How Visma e-conomic built and launched a new AI offering in just five months
22 May 2026
The challenge
Visma e-conomic wanted to continue growing at around 20%, and one of their key bets was on AI. Since they did not already have an AI product, the capabilities to build one, or a clear path to market, the starting point was simple, and the question straightforward: How do we build something that actually supports growth?
As the work progressed, it became clear that this was not just a product question. Visma e-conomic saw competitors moving and new AI-first players entering the market, while the team also began to understand how far the technology had come.
In developing the product, they began to realise just how transformative the technology would become for their industry. With the right setup, whatever task they gave the AI models, the models consistently outperformed expectations.
That shifted the perspective from building an AI product to understanding what this could – or indeed would – mean for the industry and the value chain they are part of.
The transformation
Building the solution meant exactly that: from day one, the work had to be set up as a build.
A joint team from Implement and forward-deployed engineers from The Tech Collective worked embedded at Visma e-conomic, directly in their systems, data, and codebase. This meant that product discovery, development, and go-to-market could happen in parallel rather than as handovers between phases.
Technically, the solution was built as an agentic setup on the Google stack, using frontier Gemini models orchestrated through specialised agents and integrated directly into Visma e-conomic’s platform.
At a high level, the system:
- structures and monitors accounting data
- identifies inconsistencies and potential errors
- generates observations on financial statements
- prepares insights for client conversations
- supports ongoing checks through automation
This represents a notable shift. In practice, it functions as a financial advisory assistant that helps accountants work with better data and preparation, rather than replacing their role.

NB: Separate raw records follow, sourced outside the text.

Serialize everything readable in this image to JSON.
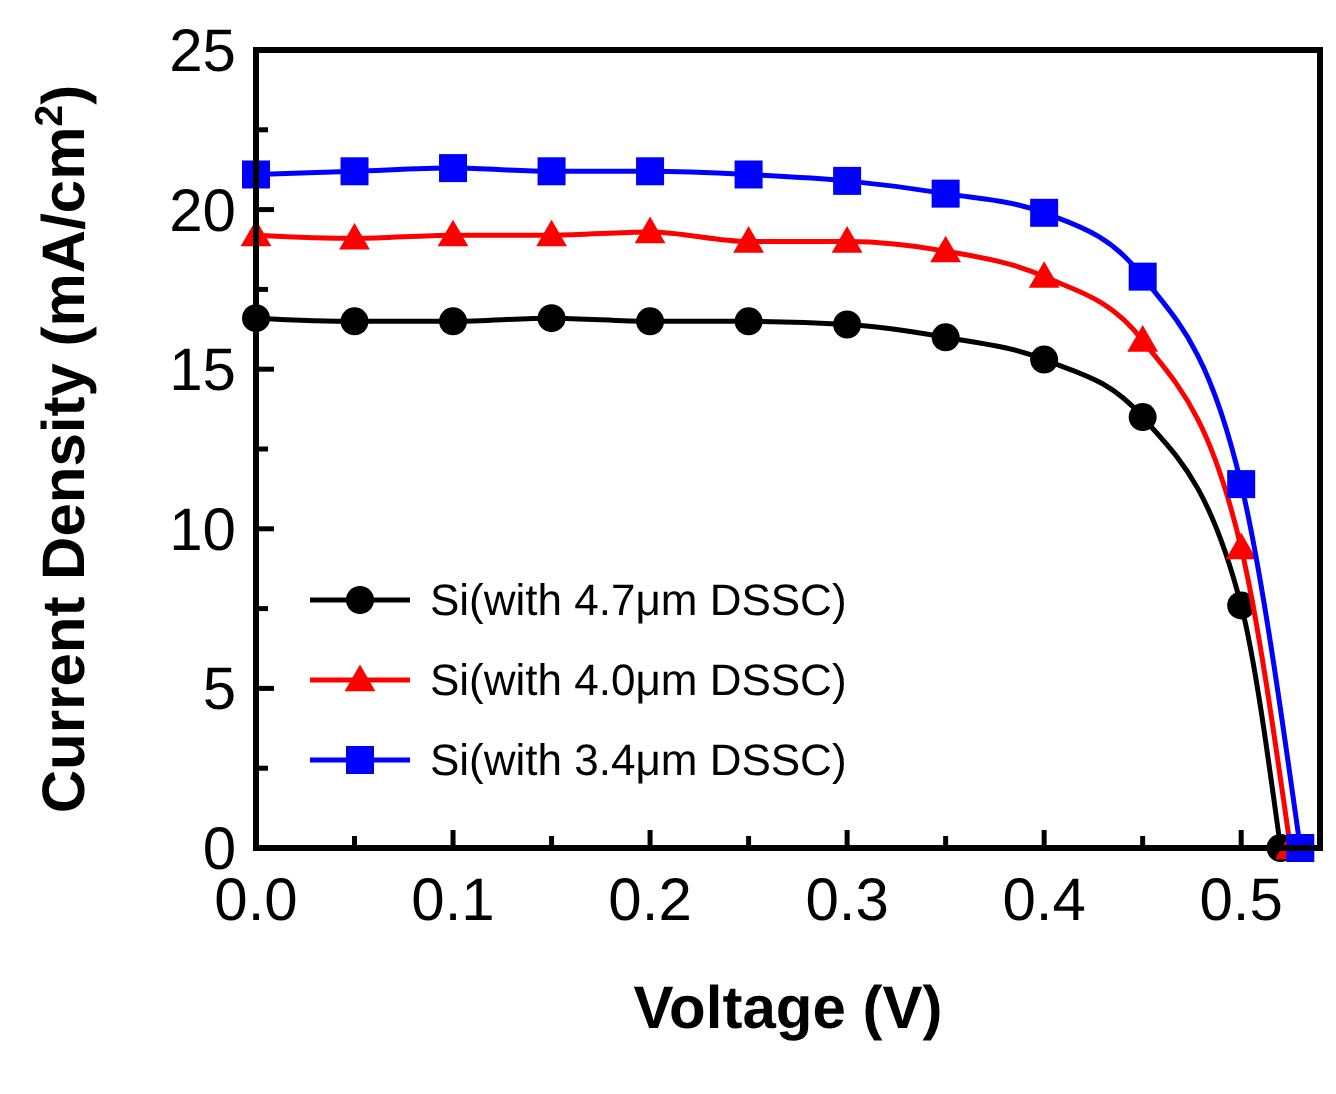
{
  "chart_data": {
    "type": "line",
    "xlabel": "Voltage (V)",
    "ylabel": "Current Density (mA/cm$^{2}$)",
    "x": [
      0,
      0.05,
      0.1,
      0.15,
      0.2,
      0.25,
      0.3,
      0.35,
      0.4,
      0.45,
      0.5,
      0.52
    ],
    "series": [
      {
        "name": "Si(with 4.7μm DSSC)",
        "color": "#000000",
        "marker": "circle",
        "values": [
          16.6,
          16.5,
          16.5,
          16.6,
          16.5,
          16.5,
          16.4,
          16.0,
          15.3,
          13.5,
          7.6,
          0
        ]
      },
      {
        "name": "Si(with 4.0μm DSSC)",
        "color": "#ff0000",
        "marker": "triangle",
        "x": [
          0,
          0.05,
          0.1,
          0.15,
          0.2,
          0.25,
          0.3,
          0.35,
          0.4,
          0.45,
          0.5,
          0.525
        ],
        "values": [
          19.2,
          19.1,
          19.2,
          19.2,
          19.3,
          19.0,
          19.0,
          18.7,
          17.9,
          15.9,
          9.4,
          0
        ]
      },
      {
        "name": "Si(with 3.4μm DSSC)",
        "color": "#0000ff",
        "marker": "square",
        "x": [
          0,
          0.05,
          0.1,
          0.15,
          0.2,
          0.25,
          0.3,
          0.35,
          0.4,
          0.45,
          0.5,
          0.53
        ],
        "values": [
          21.1,
          21.2,
          21.3,
          21.2,
          21.2,
          21.1,
          20.9,
          20.5,
          19.9,
          17.9,
          11.4,
          0
        ]
      }
    ],
    "xlim": [
      0,
      0.54
    ],
    "ylim": [
      0,
      25
    ],
    "xticks": [
      {
        "value": 0,
        "label": "0.0"
      },
      {
        "value": 0.05,
        "label": null
      },
      0.1,
      {
        "value": 0.15,
        "label": null
      },
      0.2,
      {
        "value": 0.25,
        "label": null
      },
      0.3,
      {
        "value": 0.35,
        "label": null
      },
      0.4,
      {
        "value": 0.45,
        "label": null
      },
      0.5
    ],
    "yticks": [
      0,
      {
        "value": 2.5,
        "label": null
      },
      5,
      {
        "value": 7.5,
        "label": null
      },
      10,
      {
        "value": 12.5,
        "label": null
      },
      15,
      {
        "value": 17.5,
        "label": null
      },
      20,
      {
        "value": 22.5,
        "label": null
      },
      25
    ],
    "grid": false,
    "legend": "bottom left",
    "line_style": "solid"
  }
}
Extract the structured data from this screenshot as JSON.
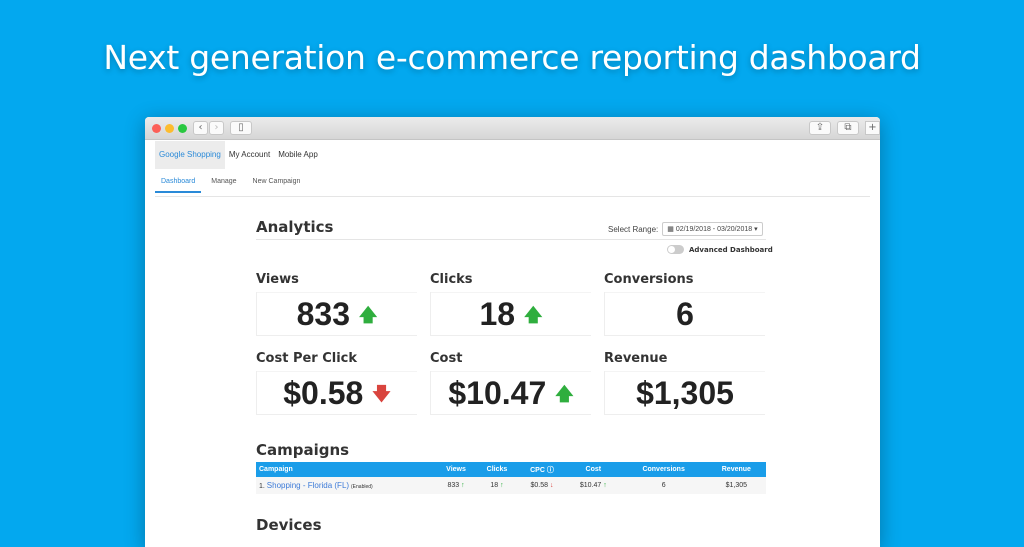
{
  "hero_title": "Next generation e-commerce reporting dashboard",
  "colors": {
    "background": "#03a8ef",
    "accent": "#2a8ad8",
    "up": "#2fae3e",
    "down": "#d9443e",
    "table_header": "#1a9de9"
  },
  "nav": {
    "items": [
      "Google Shopping",
      "My Account",
      "Mobile App"
    ],
    "active": "Google Shopping"
  },
  "subnav": {
    "items": [
      "Dashboard",
      "Manage",
      "New Campaign"
    ],
    "active": "Dashboard"
  },
  "analytics": {
    "title": "Analytics",
    "range_label": "Select Range:",
    "range_value": "02/19/2018 - 03/20/2018",
    "advanced_label": "Advanced Dashboard",
    "advanced_on": false
  },
  "metrics": [
    {
      "label": "Views",
      "value": "833",
      "trend": "up"
    },
    {
      "label": "Clicks",
      "value": "18",
      "trend": "up"
    },
    {
      "label": "Conversions",
      "value": "6",
      "trend": "none"
    },
    {
      "label": "Cost Per Click",
      "value": "$0.58",
      "trend": "down"
    },
    {
      "label": "Cost",
      "value": "$10.47",
      "trend": "up"
    },
    {
      "label": "Revenue",
      "value": "$1,305",
      "trend": "none"
    }
  ],
  "campaigns": {
    "title": "Campaigns",
    "headers": [
      "Campaign",
      "Views",
      "Clicks",
      "CPC",
      "Cost",
      "Conversions",
      "Revenue"
    ],
    "rows": [
      {
        "index": "1.",
        "name": "Shopping - Florida (FL)",
        "status": "(Enabled)",
        "views": "833",
        "clicks": "18",
        "cpc": "$0.58",
        "cost": "$10.47",
        "conversions": "6",
        "revenue": "$1,305"
      }
    ]
  },
  "devices": {
    "title": "Devices"
  }
}
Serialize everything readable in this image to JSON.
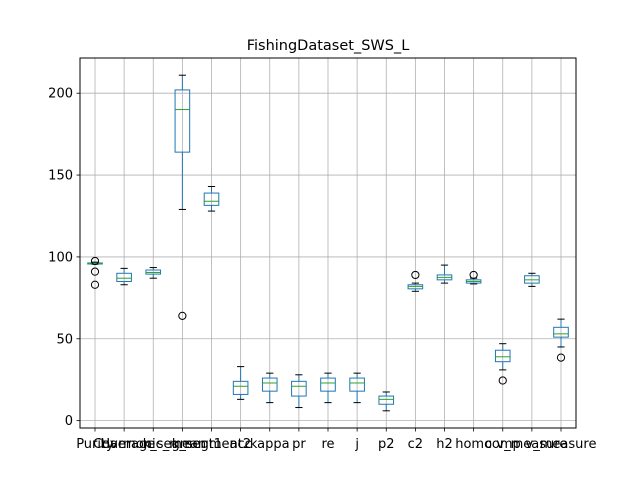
{
  "chart_data": {
    "type": "box",
    "title": "FishingDataset_SWS_L",
    "xlabel": "",
    "ylabel": "",
    "ylim": [
      -4.5,
      221.5
    ],
    "yticks": [
      0,
      50,
      100,
      150,
      200
    ],
    "grid": true,
    "colors": {
      "box": "#1f77b4",
      "median": "#2ca02c",
      "whisker": "#000000",
      "flier": "#000000",
      "grid": "#b0b0b0"
    },
    "categories": [
      "Purity",
      "Coverage",
      "Harmonic_mean",
      "k_segment1",
      "k_segment2",
      "acc",
      "kappa",
      "pr",
      "re",
      "j",
      "p2",
      "c2",
      "h2",
      "homo",
      "comp",
      "v_measure"
    ],
    "boxes": [
      {
        "label": "Purity",
        "whislo": 95.5,
        "q1": 95.8,
        "med": 96.0,
        "q3": 96.3,
        "whishi": 96.8,
        "fliers": [
          97.5,
          91,
          83
        ]
      },
      {
        "label": "Coverage",
        "whislo": 83,
        "q1": 85,
        "med": 87,
        "q3": 90,
        "whishi": 93,
        "fliers": []
      },
      {
        "label": "Harmonic_mean",
        "whislo": 87,
        "q1": 89.5,
        "med": 90.5,
        "q3": 92,
        "whishi": 93.5,
        "fliers": []
      },
      {
        "label": "k_segment1",
        "whislo": 129,
        "q1": 164,
        "med": 190,
        "q3": 202,
        "whishi": 211,
        "fliers": [
          64
        ]
      },
      {
        "label": "k_segment2",
        "whislo": 128,
        "q1": 131.5,
        "med": 134,
        "q3": 139,
        "whishi": 143,
        "fliers": []
      },
      {
        "label": "acc",
        "whislo": 13,
        "q1": 16,
        "med": 21,
        "q3": 24,
        "whishi": 33,
        "fliers": []
      },
      {
        "label": "kappa",
        "whislo": 11,
        "q1": 18,
        "med": 23,
        "q3": 26,
        "whishi": 29,
        "fliers": []
      },
      {
        "label": "pr",
        "whislo": 8,
        "q1": 15,
        "med": 21,
        "q3": 24,
        "whishi": 28,
        "fliers": []
      },
      {
        "label": "re",
        "whislo": 11,
        "q1": 18,
        "med": 23,
        "q3": 26,
        "whishi": 29,
        "fliers": []
      },
      {
        "label": "j",
        "whislo": 11,
        "q1": 18,
        "med": 23,
        "q3": 26,
        "whishi": 29,
        "fliers": []
      },
      {
        "label": "p2",
        "whislo": 6,
        "q1": 10,
        "med": 13,
        "q3": 15,
        "whishi": 17.5,
        "fliers": []
      },
      {
        "label": "c2",
        "whislo": 79,
        "q1": 80.5,
        "med": 82,
        "q3": 83,
        "whishi": 84,
        "fliers": [
          89
        ]
      },
      {
        "label": "h2",
        "whislo": 84,
        "q1": 86,
        "med": 87.5,
        "q3": 89,
        "whishi": 95,
        "fliers": []
      },
      {
        "label": "homo",
        "whislo": 83.5,
        "q1": 84,
        "med": 85,
        "q3": 86,
        "whishi": 87,
        "fliers": [
          89
        ]
      },
      {
        "label": "comp",
        "whislo": 31,
        "q1": 36,
        "med": 39,
        "q3": 43,
        "whishi": 47,
        "fliers": [
          24.5
        ]
      },
      {
        "label": "v_measure",
        "whislo": 82,
        "q1": 84,
        "med": 86,
        "q3": 88.5,
        "whishi": 90,
        "fliers": []
      }
    ],
    "extra_box": {
      "label": "v_measure",
      "whislo": 45,
      "q1": 51,
      "med": 53,
      "q3": 57,
      "whishi": 62,
      "fliers": [
        38.5
      ]
    }
  }
}
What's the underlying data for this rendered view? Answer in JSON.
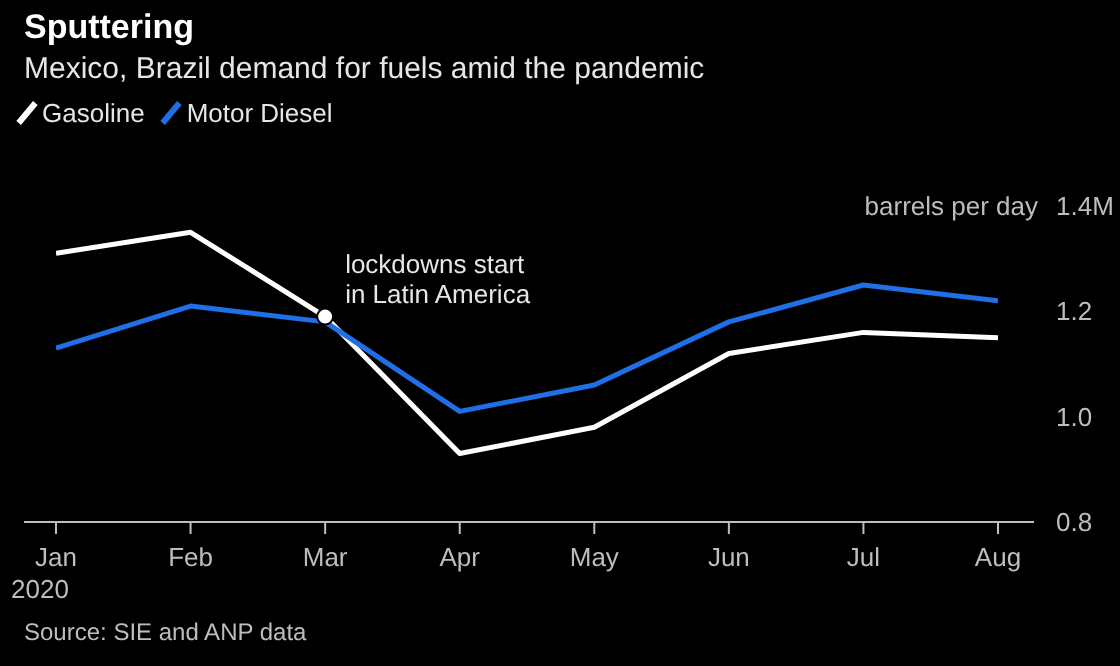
{
  "chart_data": {
    "type": "line",
    "title": "Sputtering",
    "subtitle": "Mexico, Brazil demand for fuels amid the pandemic",
    "ylabel": "barrels per day",
    "categories": [
      "Jan 2020",
      "Feb",
      "Mar",
      "Apr",
      "May",
      "Jun",
      "Jul",
      "Aug"
    ],
    "series": [
      {
        "name": "Gasoline",
        "color": "#ffffff",
        "values": [
          1.31,
          1.35,
          1.19,
          0.93,
          0.98,
          1.12,
          1.16,
          1.15
        ]
      },
      {
        "name": "Motor Diesel",
        "color": "#1f6fe6",
        "values": [
          1.13,
          1.21,
          1.18,
          1.01,
          1.06,
          1.18,
          1.25,
          1.22
        ]
      }
    ],
    "ylim": [
      0.8,
      1.4
    ],
    "yticks": [
      0.8,
      {
        "value": 1.0,
        "label": "1.0"
      },
      1.2,
      {
        "value": 1.4,
        "label": "1.4M"
      }
    ],
    "grid": false,
    "legend": "top left",
    "marker": "none",
    "line_style": "solid",
    "annotations": [
      {
        "text": "lockdowns start in Latin America",
        "x": "Mar",
        "y": 1.19
      },
      "Source: SIE and ANP data"
    ]
  }
}
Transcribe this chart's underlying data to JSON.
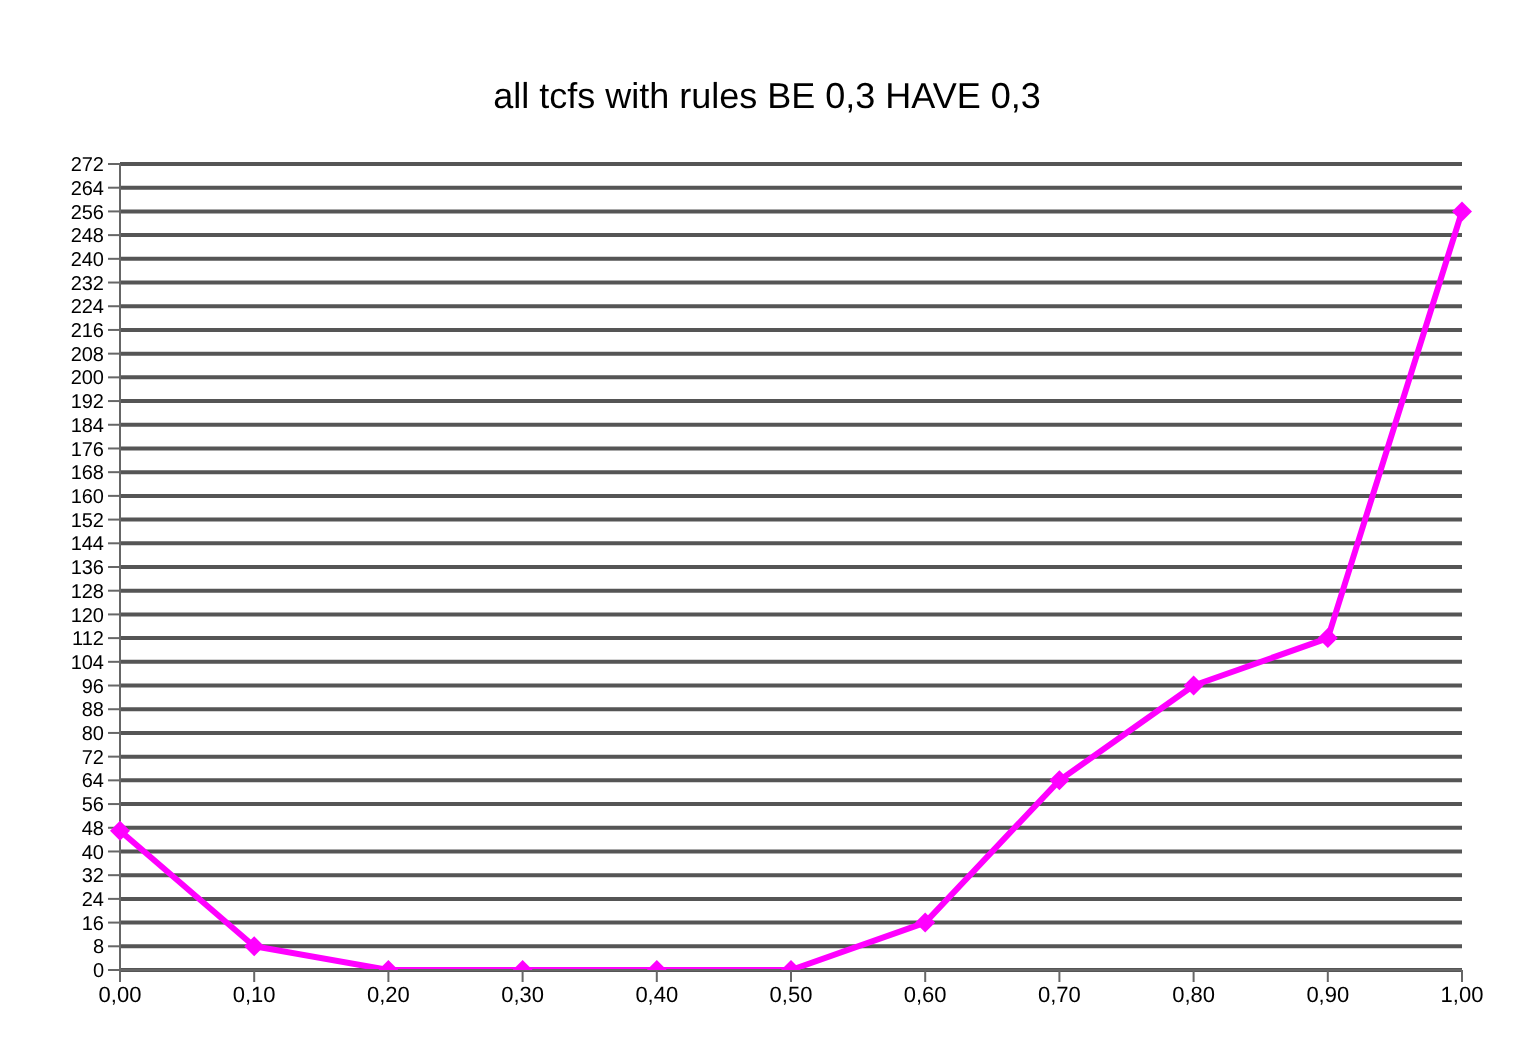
{
  "chart_data": {
    "type": "line",
    "title": "all tcfs with rules BE 0,3 HAVE 0,3",
    "categories": [
      "0,00",
      "0,10",
      "0,20",
      "0,30",
      "0,40",
      "0,50",
      "0,60",
      "0,70",
      "0,80",
      "0,90",
      "1,00"
    ],
    "series": [
      {
        "color": "#ff00ff",
        "values": [
          47,
          8,
          0,
          0,
          0,
          0,
          16,
          64,
          96,
          112,
          256
        ]
      }
    ],
    "ylim": [
      0,
      272
    ],
    "yticks": [
      0,
      8,
      16,
      24,
      32,
      40,
      48,
      56,
      64,
      72,
      80,
      88,
      96,
      104,
      112,
      120,
      128,
      136,
      144,
      152,
      160,
      168,
      176,
      184,
      192,
      200,
      208,
      216,
      224,
      232,
      240,
      248,
      256,
      264,
      272
    ],
    "grid": "y",
    "marker": "diamond"
  }
}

Before AI, much of Visma e-conomic’s work was manual, as month-end closing, transaction checks, and report preparation have always been. Each customer setup required interpretation, and a significant part of the effort went into making the data usable.
With the solution in place, much of that work can be handled by the system. The data is now structured, issues are surfaced, insights are prepared, and the best part is that all three elements free up time for interpretation and advisory.
The impact
In just five months, Visma e-conomic moved from an idea to a product in the market – not just in the form of a pilot, but an actual commercial offering with real functionality, a defined pricing model, and customers who can use it.
Christian Wook Andersen, Chief Product Officer, Visma e-conomic
More importantly, it adds something that was not there before – a new product and a new source of revenue.
Visma e-conomic’s original question was simple: how can AI support our growth? But along the way, the process also showed how much of the existing work could be done differently, and what that means for Visma e-conomic going forward.